![]() |
Sumber gambar: islamidia.com |
Khalifah
Harun Al Rasyid tampak sedih. Pasalnya sang putra mahkota jatuh sakit. Sudah
beberapa tabib didatangkan namun tak kunjung ada hasilnya. Menurut diagnosis
para tabib itu penyakit yang diderita oleh putra mahkota sangat sulit dilacak.
Akhirnya Khalifah membuat sayembara.
Dengan
hadiah besar tentu membuat masyarakat berbondong-bondong mengikutinya. Namun
hasilnya juga sama. Nihil. Tak satupun yang bisa memberikan putra mahkota
kesembuhan.

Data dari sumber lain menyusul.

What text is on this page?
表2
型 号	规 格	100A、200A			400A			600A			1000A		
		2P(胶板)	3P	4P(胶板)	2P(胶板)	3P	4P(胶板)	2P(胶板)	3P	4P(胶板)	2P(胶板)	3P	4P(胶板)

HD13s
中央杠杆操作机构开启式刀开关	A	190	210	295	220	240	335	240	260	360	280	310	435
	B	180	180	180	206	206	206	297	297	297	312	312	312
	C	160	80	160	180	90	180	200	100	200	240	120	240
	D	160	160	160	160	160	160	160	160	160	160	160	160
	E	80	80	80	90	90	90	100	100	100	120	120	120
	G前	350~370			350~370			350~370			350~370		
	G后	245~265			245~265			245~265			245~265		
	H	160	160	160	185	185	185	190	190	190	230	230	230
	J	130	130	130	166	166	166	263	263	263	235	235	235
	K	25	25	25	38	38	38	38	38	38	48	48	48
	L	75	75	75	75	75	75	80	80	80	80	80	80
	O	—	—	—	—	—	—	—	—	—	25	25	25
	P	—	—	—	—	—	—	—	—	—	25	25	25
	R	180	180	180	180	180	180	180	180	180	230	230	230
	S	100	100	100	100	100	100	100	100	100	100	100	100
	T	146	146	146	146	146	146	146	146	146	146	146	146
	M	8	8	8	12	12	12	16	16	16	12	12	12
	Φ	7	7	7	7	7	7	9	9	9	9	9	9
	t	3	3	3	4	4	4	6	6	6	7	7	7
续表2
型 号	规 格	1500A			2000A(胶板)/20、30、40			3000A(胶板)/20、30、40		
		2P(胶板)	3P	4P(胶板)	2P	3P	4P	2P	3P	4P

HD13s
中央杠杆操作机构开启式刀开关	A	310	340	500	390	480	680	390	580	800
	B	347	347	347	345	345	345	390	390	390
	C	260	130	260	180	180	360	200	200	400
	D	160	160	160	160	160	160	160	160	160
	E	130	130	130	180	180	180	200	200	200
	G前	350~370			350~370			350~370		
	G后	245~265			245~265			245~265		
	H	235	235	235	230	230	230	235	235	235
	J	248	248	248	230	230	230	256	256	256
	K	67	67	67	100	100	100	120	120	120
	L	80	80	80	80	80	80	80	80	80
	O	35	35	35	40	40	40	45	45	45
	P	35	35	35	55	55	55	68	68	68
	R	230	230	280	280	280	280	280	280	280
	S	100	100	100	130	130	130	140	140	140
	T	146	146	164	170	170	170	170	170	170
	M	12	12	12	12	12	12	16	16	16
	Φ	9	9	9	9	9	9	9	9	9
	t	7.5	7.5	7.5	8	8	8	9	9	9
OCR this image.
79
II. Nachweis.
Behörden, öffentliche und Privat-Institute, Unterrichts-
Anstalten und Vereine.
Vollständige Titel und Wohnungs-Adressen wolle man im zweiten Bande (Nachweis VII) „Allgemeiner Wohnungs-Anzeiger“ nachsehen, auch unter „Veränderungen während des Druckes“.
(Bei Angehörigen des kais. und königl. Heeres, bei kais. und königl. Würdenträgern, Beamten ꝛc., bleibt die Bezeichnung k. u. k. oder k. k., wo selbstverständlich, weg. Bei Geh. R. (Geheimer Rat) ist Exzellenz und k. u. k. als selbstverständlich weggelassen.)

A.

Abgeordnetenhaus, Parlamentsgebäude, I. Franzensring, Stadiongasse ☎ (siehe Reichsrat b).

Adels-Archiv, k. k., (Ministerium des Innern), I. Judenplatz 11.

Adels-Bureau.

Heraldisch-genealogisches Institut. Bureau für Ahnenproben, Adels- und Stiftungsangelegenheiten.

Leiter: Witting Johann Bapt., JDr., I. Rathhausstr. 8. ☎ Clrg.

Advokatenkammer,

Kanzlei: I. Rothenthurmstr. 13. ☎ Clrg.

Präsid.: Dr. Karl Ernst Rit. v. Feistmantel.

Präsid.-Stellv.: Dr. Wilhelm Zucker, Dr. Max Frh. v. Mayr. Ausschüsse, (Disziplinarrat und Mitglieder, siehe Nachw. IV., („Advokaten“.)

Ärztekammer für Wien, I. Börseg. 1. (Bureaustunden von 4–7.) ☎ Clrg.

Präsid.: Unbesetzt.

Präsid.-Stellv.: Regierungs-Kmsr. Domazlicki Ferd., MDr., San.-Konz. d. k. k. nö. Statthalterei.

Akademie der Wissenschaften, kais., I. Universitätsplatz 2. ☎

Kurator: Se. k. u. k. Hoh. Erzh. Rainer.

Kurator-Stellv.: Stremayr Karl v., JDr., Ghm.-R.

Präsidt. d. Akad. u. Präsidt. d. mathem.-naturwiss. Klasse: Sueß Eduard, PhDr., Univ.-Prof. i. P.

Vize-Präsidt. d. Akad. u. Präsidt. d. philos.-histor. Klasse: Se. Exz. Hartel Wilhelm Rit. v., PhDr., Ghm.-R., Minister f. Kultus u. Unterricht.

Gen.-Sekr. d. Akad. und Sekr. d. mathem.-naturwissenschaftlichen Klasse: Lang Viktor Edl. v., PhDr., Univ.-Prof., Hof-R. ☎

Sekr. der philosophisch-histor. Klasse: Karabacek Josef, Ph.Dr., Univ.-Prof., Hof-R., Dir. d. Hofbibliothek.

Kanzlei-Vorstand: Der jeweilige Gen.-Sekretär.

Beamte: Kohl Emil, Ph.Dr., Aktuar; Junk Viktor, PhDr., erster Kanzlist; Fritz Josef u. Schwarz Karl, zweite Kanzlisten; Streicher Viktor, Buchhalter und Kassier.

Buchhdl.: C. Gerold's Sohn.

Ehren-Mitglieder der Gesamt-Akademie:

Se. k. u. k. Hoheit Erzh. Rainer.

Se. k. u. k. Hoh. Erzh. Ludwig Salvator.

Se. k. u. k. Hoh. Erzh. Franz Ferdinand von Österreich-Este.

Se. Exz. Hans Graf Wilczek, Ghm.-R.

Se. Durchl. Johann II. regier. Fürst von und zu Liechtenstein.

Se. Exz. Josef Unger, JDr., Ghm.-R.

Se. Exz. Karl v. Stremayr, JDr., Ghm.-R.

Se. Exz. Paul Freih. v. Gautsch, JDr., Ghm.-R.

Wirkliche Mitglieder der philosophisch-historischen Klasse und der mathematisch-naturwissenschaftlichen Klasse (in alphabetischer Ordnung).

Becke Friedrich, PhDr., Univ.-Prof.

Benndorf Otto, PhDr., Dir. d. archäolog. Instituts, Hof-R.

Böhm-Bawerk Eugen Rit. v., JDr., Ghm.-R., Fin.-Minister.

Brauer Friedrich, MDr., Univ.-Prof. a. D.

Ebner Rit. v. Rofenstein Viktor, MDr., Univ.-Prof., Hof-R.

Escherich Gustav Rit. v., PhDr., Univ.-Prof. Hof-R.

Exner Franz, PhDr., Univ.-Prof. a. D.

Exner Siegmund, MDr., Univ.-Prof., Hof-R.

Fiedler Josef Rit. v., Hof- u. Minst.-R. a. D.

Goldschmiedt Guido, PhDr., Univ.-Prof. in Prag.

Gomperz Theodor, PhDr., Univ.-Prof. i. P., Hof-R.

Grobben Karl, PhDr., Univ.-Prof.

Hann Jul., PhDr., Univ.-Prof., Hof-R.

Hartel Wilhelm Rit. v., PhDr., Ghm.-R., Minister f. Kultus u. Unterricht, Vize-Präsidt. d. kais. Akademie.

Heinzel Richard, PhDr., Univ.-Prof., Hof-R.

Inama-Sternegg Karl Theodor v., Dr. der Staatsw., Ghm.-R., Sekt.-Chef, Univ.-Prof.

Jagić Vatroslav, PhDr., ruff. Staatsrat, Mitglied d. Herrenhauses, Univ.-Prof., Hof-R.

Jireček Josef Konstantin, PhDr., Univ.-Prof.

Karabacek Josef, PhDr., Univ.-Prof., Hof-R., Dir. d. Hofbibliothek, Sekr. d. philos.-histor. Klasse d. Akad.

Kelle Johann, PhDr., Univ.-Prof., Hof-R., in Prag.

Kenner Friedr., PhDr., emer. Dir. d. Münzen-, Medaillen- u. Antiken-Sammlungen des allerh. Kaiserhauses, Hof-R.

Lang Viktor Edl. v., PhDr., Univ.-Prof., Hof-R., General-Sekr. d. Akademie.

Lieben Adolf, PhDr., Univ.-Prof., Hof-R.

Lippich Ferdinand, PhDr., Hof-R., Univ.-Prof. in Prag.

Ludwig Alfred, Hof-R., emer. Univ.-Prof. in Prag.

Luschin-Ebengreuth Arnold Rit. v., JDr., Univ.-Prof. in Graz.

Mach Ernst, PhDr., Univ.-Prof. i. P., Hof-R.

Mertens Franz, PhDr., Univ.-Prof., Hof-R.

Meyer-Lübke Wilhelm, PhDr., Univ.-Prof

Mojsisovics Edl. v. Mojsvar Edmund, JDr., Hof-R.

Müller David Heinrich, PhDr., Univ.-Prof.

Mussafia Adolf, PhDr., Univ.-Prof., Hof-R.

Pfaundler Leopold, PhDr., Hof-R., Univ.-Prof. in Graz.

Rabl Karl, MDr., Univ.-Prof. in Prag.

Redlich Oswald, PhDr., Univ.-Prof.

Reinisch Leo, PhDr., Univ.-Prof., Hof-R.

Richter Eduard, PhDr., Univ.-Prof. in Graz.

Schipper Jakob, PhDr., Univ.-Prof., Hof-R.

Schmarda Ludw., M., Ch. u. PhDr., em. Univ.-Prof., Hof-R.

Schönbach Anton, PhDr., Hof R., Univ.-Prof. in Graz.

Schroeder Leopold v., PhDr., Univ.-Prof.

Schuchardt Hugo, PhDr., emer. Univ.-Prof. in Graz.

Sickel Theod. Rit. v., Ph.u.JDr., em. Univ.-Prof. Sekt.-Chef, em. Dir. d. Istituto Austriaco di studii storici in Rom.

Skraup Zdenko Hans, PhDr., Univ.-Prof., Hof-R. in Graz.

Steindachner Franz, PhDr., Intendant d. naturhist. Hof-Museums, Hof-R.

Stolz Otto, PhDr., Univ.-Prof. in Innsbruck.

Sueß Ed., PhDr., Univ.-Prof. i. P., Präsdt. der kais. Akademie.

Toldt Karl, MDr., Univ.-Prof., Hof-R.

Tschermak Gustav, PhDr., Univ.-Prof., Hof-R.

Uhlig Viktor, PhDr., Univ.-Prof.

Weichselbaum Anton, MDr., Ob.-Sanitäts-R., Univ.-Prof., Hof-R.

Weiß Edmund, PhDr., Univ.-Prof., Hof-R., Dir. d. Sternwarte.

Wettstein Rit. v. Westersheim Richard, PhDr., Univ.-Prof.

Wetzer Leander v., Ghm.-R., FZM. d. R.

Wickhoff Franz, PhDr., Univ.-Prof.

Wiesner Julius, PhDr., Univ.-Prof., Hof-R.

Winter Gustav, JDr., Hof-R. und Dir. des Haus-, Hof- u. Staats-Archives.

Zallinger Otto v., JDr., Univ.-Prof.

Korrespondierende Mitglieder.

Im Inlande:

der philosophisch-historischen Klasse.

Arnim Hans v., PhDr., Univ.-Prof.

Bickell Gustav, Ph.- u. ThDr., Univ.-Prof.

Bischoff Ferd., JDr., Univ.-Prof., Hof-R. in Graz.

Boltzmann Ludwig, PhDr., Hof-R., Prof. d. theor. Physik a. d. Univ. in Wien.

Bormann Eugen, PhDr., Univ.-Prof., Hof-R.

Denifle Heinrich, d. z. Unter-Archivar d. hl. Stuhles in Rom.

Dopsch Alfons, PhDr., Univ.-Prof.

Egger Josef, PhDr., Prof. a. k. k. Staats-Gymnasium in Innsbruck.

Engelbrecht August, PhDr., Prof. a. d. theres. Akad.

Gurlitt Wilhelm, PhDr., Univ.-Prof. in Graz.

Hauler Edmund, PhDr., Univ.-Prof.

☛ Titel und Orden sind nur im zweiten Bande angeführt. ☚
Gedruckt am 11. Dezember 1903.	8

Kenyataan ini membuat Khlaifah Harun al Rasyid merasa terpukul.
Hingga pada suatu hari seorang sahabat Abu Nawas memberanikan diri berkata,”
Saya kira bisa mengobati penyakit putra baginda.”
Tentu
tawaran ini membuat Khalifah kaget. Apa bisa Abu Nawas membuat putranya sehat
seperti sedia kala. Namun kemudian raja berfikir. “Ada baiknya usul mustahil
ini dicoba terlebih dahulu,” pikirnya.
Maka
dipanggillah Abu Nawas. Tak lama kemudian Abu Nawas datang. Ia datang dengan
tangan kosong tidak membawa peralatan yang dibutuhkan. Hal ini membuat Khalifah
kembali merenung. “Apa benar Abu Nawas bisa mengobati penyakit putraku ini,”
katanya dalam hati.
Sesaat
kemudian dengan penuh keyakinan Abu Nawas tampak mulai bekerja. Ia kemudian
masuk ke kamar putra mahkota. Dipandanginya wajah calon khalifah itu. Kemudian
Abu Nawas berkata “Saya butuh seorang yang lanjut usia yang masa mudanya sering
mengembara ke pelosok negeri.” Raja yang menunggu kemudian memerintahkan para
pegawainya mencari seseorang yang dimaksud itu. Tak lama kemudian orang tua itu
datang.
“Sebutkan
satu persatu nama-nama desa di daerah selatan,” ucap Abu Nawas kepada orang tua
tersebut. Tatkala orang tua menyebut satu-persatu daerah, kuping Abu
Nawas ditempelkan di dada putra mahkota. Kemudian setelah selesai
menyebutkan nama daerah, Abu Nawas memohon izin mengunjungi salah satu desa di
sebelah utara. Tentu yang dilakukan Abu Nawas membuat Khalifah heran.
“Abu
Nawas, apa yang engkau lakukan,” tanya Khalifah.
”
Maafkan hamba, saya belum bisa menjelaskan alasannya kali ini. Hamba akan pergi
selama dua hari,” ungkap Abu Nawas.
Sekembali
dari desa yang dituju, Abu Nawas langsung menuju istana memnemui putra mahkota
sambil menempelkan telinganya di dada pangeran. Setelah itu ia menemui Khalifah
dan berkata, “Apakah Paduka masih menginginkan sang putra mahkota tetap
hidup?”.
“Apa
maksudmu hingga engkau menanyakan hal seperti itu?”, jawab Khalifah
Kemudian
Abu anwas menjelaskan kondisi putra mahkota. “ Putra paduka sedang cinta pada
seorang gadis desa di sebelah utara negeri ini,” ungkap Abu Nawas menjelaskan.
“Bagaimana
kau tahu bahwa putraku jatuh cinta pada seorang gadis?”
“Sederhana
saja Tuanku. Ketika nama-nama desa di seluruh negeri disebutkan, tiba-tiba
degup jantungnya biasa saja. Tetapi ketika menyebutkan satu desa degup
jantungnya bertambah keras. Desa itu yang saya kunjungi kemarin. Nampaknya
putra tidak berani mengutarakannya kepada Baginda, maka nikahkanlah mereka,”
ujar Abu Nawas.
“Bagaimana
kalau aku menolak usulmu itu?” ujar Khalifah.
“Cinta
itu buta, Tuanku. Bila kita tidak selekasnya mengobati kebutaannya, maka ia
akan mati,” jawab Abu Nawas. Khalifahpun akhirnya setuju. Dan benar saja putra
mahkota berangsur-angsur pulih dari sakitnya.